Ziya Gökalp'i pek severim. Sevmenin de ötesinde, herhalde milliyetçilik fikri ve cumhuriyet Türkiyesi, ayrıca Türk beşeri bilimleri hususunda Gökalp'in müthiş bir yer işgal ettiğini nefret bile etsem inkar edemem. O yüzden bu yazıyı üzüntüyle kaleme alıyorum.

Gökalp'in bir düşünür ve teorisyen kimliğinin ötesinde, bir yazar ve özellikle masalcı olarak ele almak niyetindeydim. Küçüklüğüm, Gökalp'in önemli eseri Altın Işık'ı tekrar tekrar okumakla geçti, bir genç yazar ve şair olarak edebi zevkimin bütün hatları değilse de, temeli oradaki manzum ve mensur eserler tarafından atıldı. Gökalp'in aradığı temiz, yer yer didaktik "Türk" damarı, acemi de olsa, çölde vaha gibi bulunca bencileyin Türkmen çocuğu için bin Kevser'e bedeldi. O cihetiyle üzerimde siyasi görüşlerimin de ötesinde bir etkisi olan ve dolayısıyla bir gün söz gelimi sosyalist olmaya bile karar versem izlerini taşımaya devam edeceğim adama kendimce borç ödeyecek, ayrıca küçük ve düzenli okur kitleme Altın Işık'ı hatırlatacak, belki birkaç Bahadır'ın daha bu kitapla büyümesine vesile olacaktım. 

Şöyle baştan okuyayım derken, çocukken en sevdiğim masalı açtım, Ülker ile Aydın.
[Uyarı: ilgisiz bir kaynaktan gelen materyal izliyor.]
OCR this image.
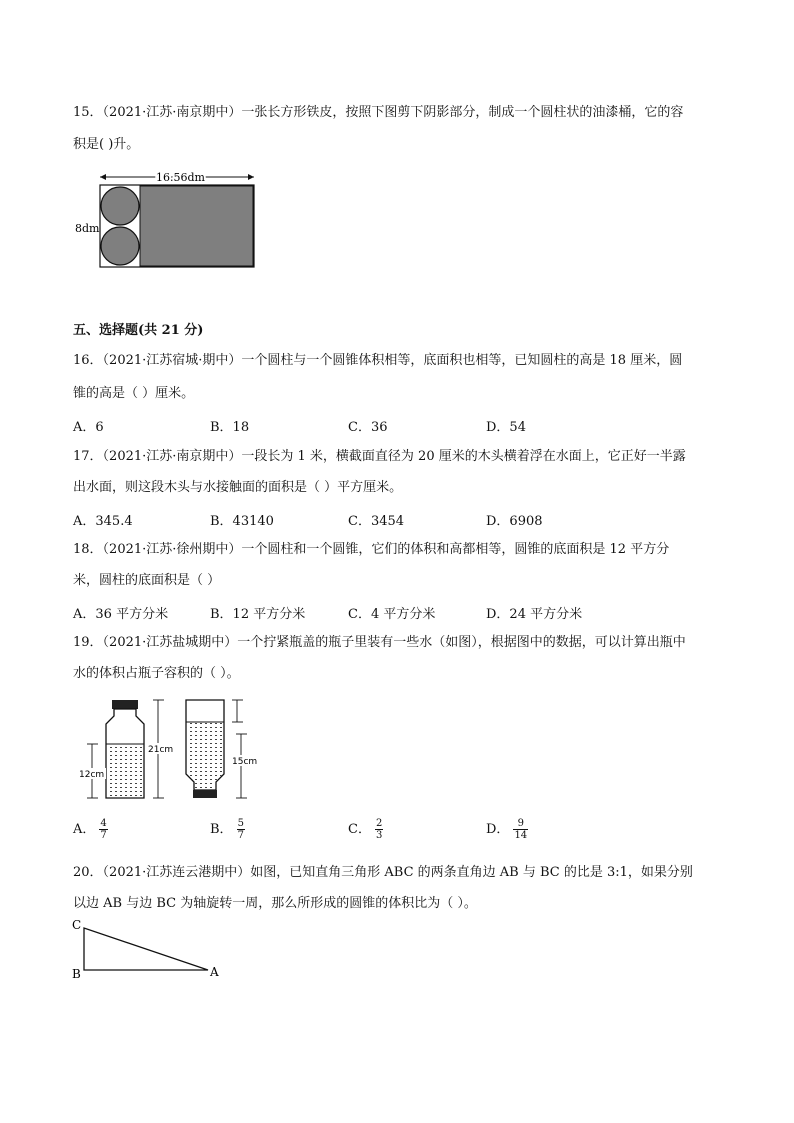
15．（2021·江苏·南京期中）一张长方形铁皮，按照下图剪下阴影部分，制成一个圆柱状的油漆桶，它的容
积是( )升。
16.56dm
8dm
五、选择题(共 21 分)
16．（2021·江苏宿城·期中）一个圆柱与一个圆锥体积相等，底面积也相等，已知圆柱的高是 18 厘米，圆
锥的高是（ ）厘米。
A．6	B．18	C．36	D．54
17．（2021·江苏·南京期中）一段长为 1 米，横截面直径为 20 厘米的木头横着浮在水面上，它正好一半露
出水面，则这段木头与水接触面的面积是（ ）平方厘米。
A．345.4	B．43140	C．3454	D．6908
18．（2021·江苏·徐州期中）一个圆柱和一个圆锥，它们的体积和高都相等，圆锥的底面积是 12 平方分
米，圆柱的底面积是（ ）
A．36 平方分米	B．12 平方分米	C．4 平方分米	D．24 平方分米
19．（2021·江苏盐城期中）一个拧紧瓶盖的瓶子里装有一些水（如图），根据图中的数据，可以计算出瓶中
水的体积占瓶子容积的（ ）。
12cm
21cm
15cm
A． $\frac{4}{7}$	B． $\frac{5}{7}$	C． $\frac{2}{3}$	D． $\frac{9}{14}$
20．（2021·江苏连云港期中）如图，已知直角三角形 ABC 的两条直角边 AB 与 BC 的比是 3:1，如果分别
以边 AB 与边 BC 为轴旋转一周，那么所形成的圆锥的体积比为（ ）。
C
B	A
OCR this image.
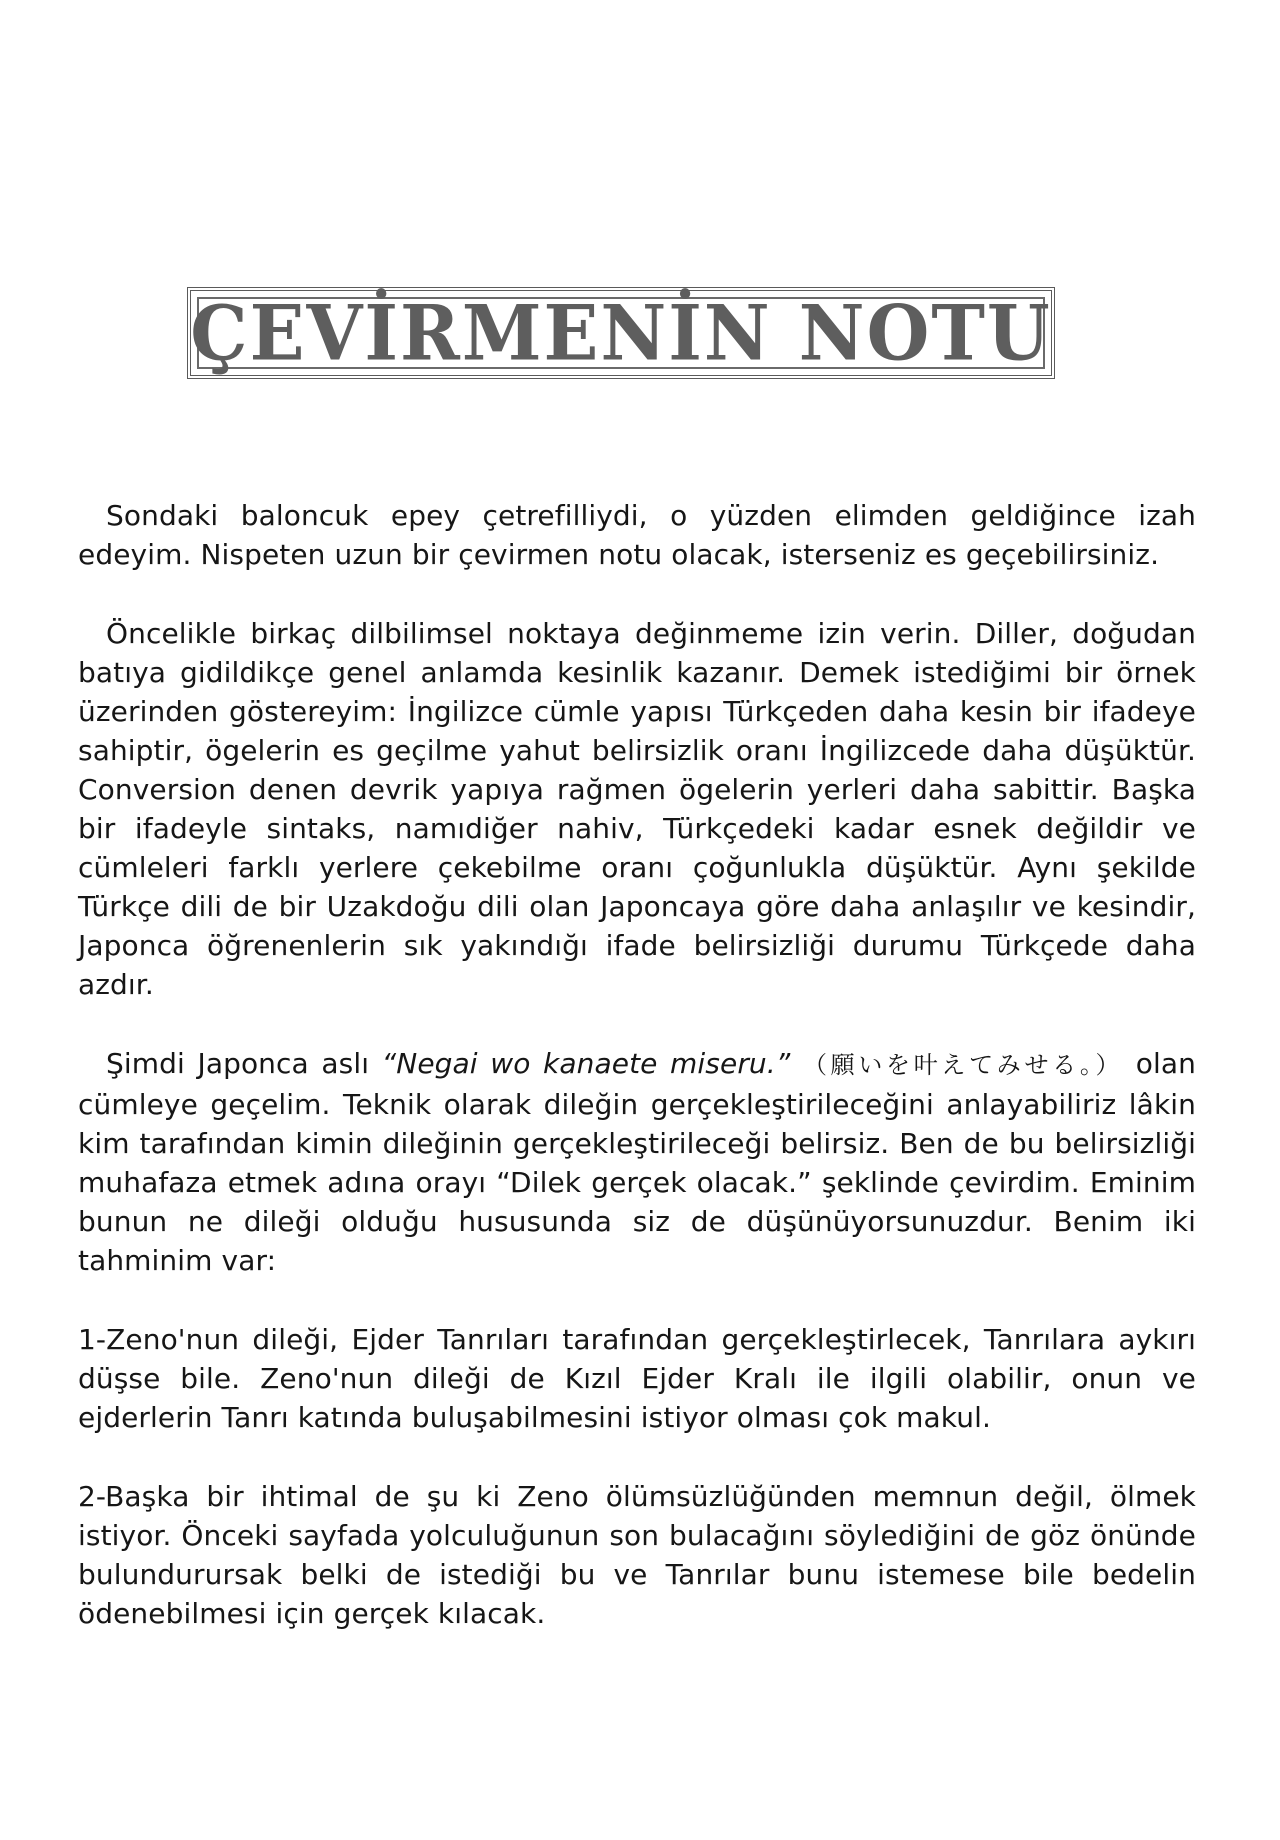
ÇEVİRMENİN NOTU

Sondaki baloncuk epey çetrefilliydi, o yüzden elimden geldiğince izah edeyim. Nispeten uzun bir çevirmen notu olacak, isterseniz es geçebilirsiniz.

Öncelikle birkaç dilbilimsel noktaya değinmeme izin verin. Diller, doğudan batıya gidildikçe genel anlamda kesinlik kazanır. Demek istediğimi bir örnek üzerinden göstereyim: İngilizce cümle yapısı Türkçeden daha kesin bir ifadeye sahiptir, ögelerin es geçilme yahut belirsizlik oranı İngilizcede daha düşüktür. Conversion denen devrik yapıya rağmen ögelerin yerleri daha sabittir. Başka bir ifadeyle sintaks, namıdiğer nahiv, Türkçedeki kadar esnek değildir ve cümleleri farklı yerlere çekebilme oranı çoğunlukla düşüktür. Aynı şekilde Türkçe dili de bir Uzakdoğu dili olan Japoncaya göre daha anlaşılır ve kesindir, Japonca öğrenenlerin sık yakındığı ifade belirsizliği durumu Türkçede daha azdır.

Şimdi Japonca aslı “Negai wo kanaete miseru.” （願いを叶えてみせる。） olan cümleye geçelim. Teknik olarak dileğin gerçekleştirileceğini anlayabiliriz lâkin kim tarafından kimin dileğinin gerçekleştirileceği belirsiz. Ben de bu belirsizliği muhafaza etmek adına orayı “Dilek gerçek olacak.” şeklinde çevirdim. Eminim bunun ne dileği olduğu hususunda siz de düşünüyorsunuzdur. Benim iki tahminim var:

1-Zeno'nun dileği, Ejder Tanrıları tarafından gerçekleştirlecek, Tanrılara aykırı düşse bile. Zeno'nun dileği de Kızıl Ejder Kralı ile ilgili olabilir, onun ve ejderlerin Tanrı katında buluşabilmesini istiyor olması çok makul.

2-Başka bir ihtimal de şu ki Zeno ölümsüzlüğünden memnun değil, ölmek istiyor. Önceki sayfada yolculuğunun son bulacağını söylediğini de göz önünde bulundurursak belki de istediği bu ve Tanrılar bunu istemese bile bedelin ödenebilmesi için gerçek kılacak.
Nereden baksan 15 yıl vardı son okuduğumdan bu yana, fakat neredeyse bütün dizeler ezberimdeydi, okudukça devamını kendim getiriyordum. Küçükken bu kadar sevmemin nedeni, belki de, Gökalp'in iki kardeş konuşurkenki "Bacı, bacı can bacı / Kolunda mercan bacı" dizelerindeki sehl-i mümtenide, babannemin yaktığı Avşar ağıtlarındaki yalın güzelliği bulmuş olmamdı. 
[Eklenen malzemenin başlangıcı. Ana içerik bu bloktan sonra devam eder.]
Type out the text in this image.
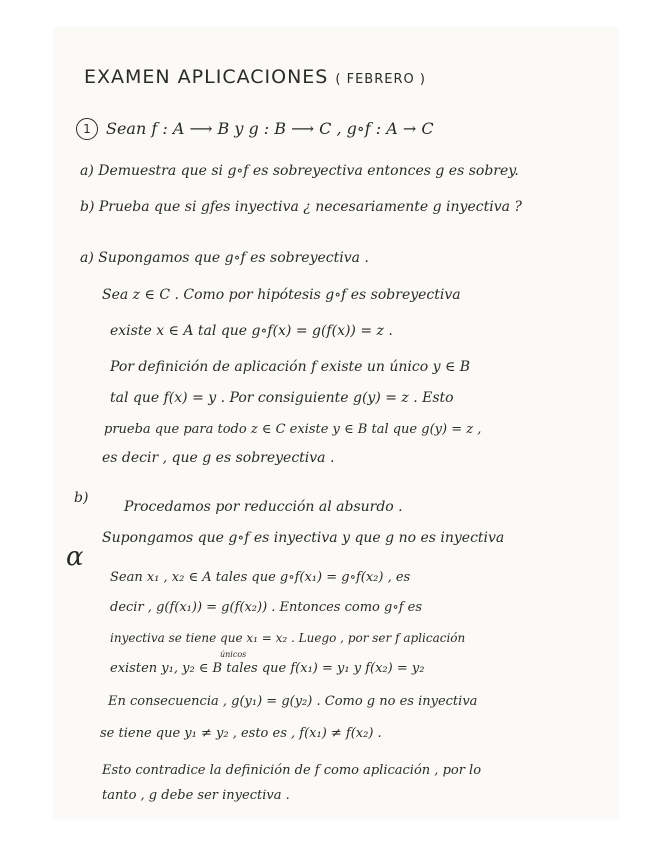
EXAMEN APLICACIONES ( FEBRERO )
1 Sean f : A ⟶ B y g : B ⟶ C , g∘f : A → C
a) Demuestra que si g∘f es sobreyectiva entonces g es sobrey.
b) Prueba que si gfes inyectiva ¿ necesariamente g inyectiva ?
a) Supongamos que g∘f es sobreyectiva .
Sea z ∈ C . Como por hipótesis g∘f es sobreyectiva
existe x ∈ A tal que g∘f(x) = g(f(x)) = z .
Por definición de aplicación f existe un único y ∈ B
tal que f(x) = y . Por consiguiente g(y) = z . Esto
prueba que para todo z ∈ C existe y ∈ B tal que g(y) = z ,
es decir , que g es sobreyectiva .
b)
Procedamos por reducción al absurdo .
Supongamos que g∘f es inyectiva y que g no es inyectiva
α
Sean x₁ , x₂ ∈ A tales que g∘f(x₁) = g∘f(x₂) , es
decir , g(f(x₁)) = g(f(x₂)) . Entonces como g∘f es
inyectiva se tiene que x₁ = x₂ . Luego , por ser f aplicación
únicos
existen y₁, y₂ ∈ B tales que f(x₁) = y₁ y f(x₂) = y₂
En consecuencia , g(y₁) = g(y₂) . Como g no es inyectiva
se tiene que y₁ ≠ y₂ , esto es , f(x₁) ≠ f(x₂) .
Esto contradice la definición de f como aplicación , por lo
tanto , g debe ser inyectiva .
Ancak okurken bir şeyler beni rahatsız etti. Düzenli okurlarım bilir, mitoloji ve masallara akademik açıdan ilgiliyimdir. Yaptığım literatür taramalarından bazı kesitler aklıma geldi bölük pörçük... Demek, onları ilk okuduğumda fark etmemiştim ama bir daha Gökalp'in masallarını okuyunca dank etmişti kafama: Ülker ile Aydın masalı, bütün kurgusuyla baştan aşağı intihaldi, yani çalıntıydı.

Benim için evlatlık olduğumu öğrenmek gibi bir şeydi bu. Gerçi bizim münevver ve muharrirlerimizde intihal pek sık görülür, Fransızca'dan özellikle çok fazla "aşırmış"lardır. Ama bu kadar samimi ve çocuksu bağlandığım masalın böyle olmasına çok üzüldüm. Gökalp, örneğin münevver yönüyle Durkheim'dan etkilenmiştir, sır değildir, ama ondan çalmamış, onun tesirinde, birçok yönüyle de özgün, bize has bir sosyoloji kurgusu ortaya koymuştur. Ancak masal şüpheye mahal bırakmayacak şekilde çalıntı. 
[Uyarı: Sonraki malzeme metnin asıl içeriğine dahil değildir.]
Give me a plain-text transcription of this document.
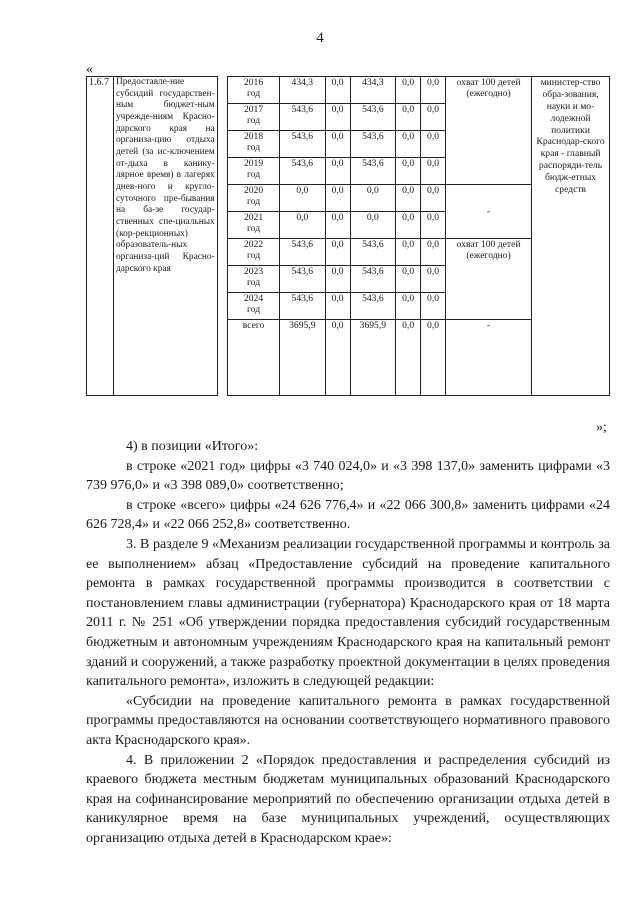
4
«
1.6.7	Предоставле-ние субсидий государствен-ным бюджет-ным учрежде-ниям Красно-дарского края на организа-цию отдыха детей (за ис-ключением от-дыха в канику-лярное время) в лагерях днев-ного и кругло-суточного пре-бывания на ба-зе государ-ственных спе-циальных (кор-рекционных) образователь-ных организа-ций Красно-дарского края		2016
год	434,3	0,0	434,3	0,0	0,0	охват 100 детей (ежегодно)	министер-ство обра-зования, науки и мо-лодежной политики Краснодар-ского края - главный распоряди-тель бюдж-етных средств

			2017
год	543,6	0,0	543,6	0,0	0,0		

			2018
год	543,6	0,0	543,6	0,0	0,0		

			2019
год	543,6	0,0	543,6	0,0	0,0		

			2020
год	0,0	0,0	0,0	0,0	0,0	-	

			2021
год	0,0	0,0	0,0	0,0	0,0		

			2022
год	543,6	0,0	543,6	0,0	0,0	охват 100 детей (ежегодно)	

			2023
год	543,6	0,0	543,6	0,0	0,0		

			2024
год	543,6	0,0	543,6	0,0	0,0		

			всего	3695,9	0,0	3695,9	0,0	0,0	-	
»;

4) в позиции «Итого»:

в строке «2021 год» цифры «3 740 024,0» и «3 398 137,0» заменить цифрами «3 739 976,0» и «3 398 089,0» соответственно;

в строке «всего» цифры «24 626 776,4» и «22 066 300,8» заменить цифрами «24 626 728,4» и «22 066 252,8» соответственно.

3. В разделе 9 «Механизм реализации государственной программы и контроль за ее выполнением» абзац «Предоставление субсидий на проведение капитального ремонта в рамках государственной программы производится в соответствии с постановлением главы администрации (губернатора) Краснодарского края от 18 марта 2011 г. № 251 «Об утверждении порядка предоставления субсидий государственным бюджетным и автономным учреждениям Краснодарского края на капитальный ремонт зданий и сооружений, а также разработку проектной документации в целях проведения капитального ремонта», изложить в следующей редакции:

«Субсидии на проведение капитального ремонта в рамках государственной программы предоставляются на основании соответствующего нормативного правового акта Краснодарского края».

4. В приложении 2 «Порядок предоставления и распределения субсидий из краевого бюджета местным бюджетам муниципальных образований Краснодарского края на софинансирование мероприятий по обеспечению организации отдыха детей в каникулярное время на базе муниципальных учреждений, осуществляющих организацию отдыха детей в Краснодарском крае»:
Gökalp'in masalı özetle şöyle: Ülker ile Aydın, iki kardeştir, Ülker kız, Aydın erkek. Üvey anneleri onları istemez ve babaları bir ormana götürüp iki kardeşi bırakır. Kardeşler yiyecek ve içecek ararlarken, bir pınara denk gelirler. Dile gelen bir kuş, bu pınardan içenin kaplan olacağını söyler. Abla, susayan Aydın'ın pınardan içmesine engel olur. Başka bir pınar bulduklarında, yine bir kuş, pınardan içenin yılan olacağını söyler, yine içmezler. Üçüncü pınara geldiklerinde bir kuş, bu sudan içenin ceylan olacağını söyler ama abla engel olamaz, Aydın sudan içmiştir, ceylana dönüşmüştür. Ülker, kolundaki iki mercan bileklikten birini kardeşinin boynuna takar, gerdanlık yapar. Ormanda bir süre yaşarlar.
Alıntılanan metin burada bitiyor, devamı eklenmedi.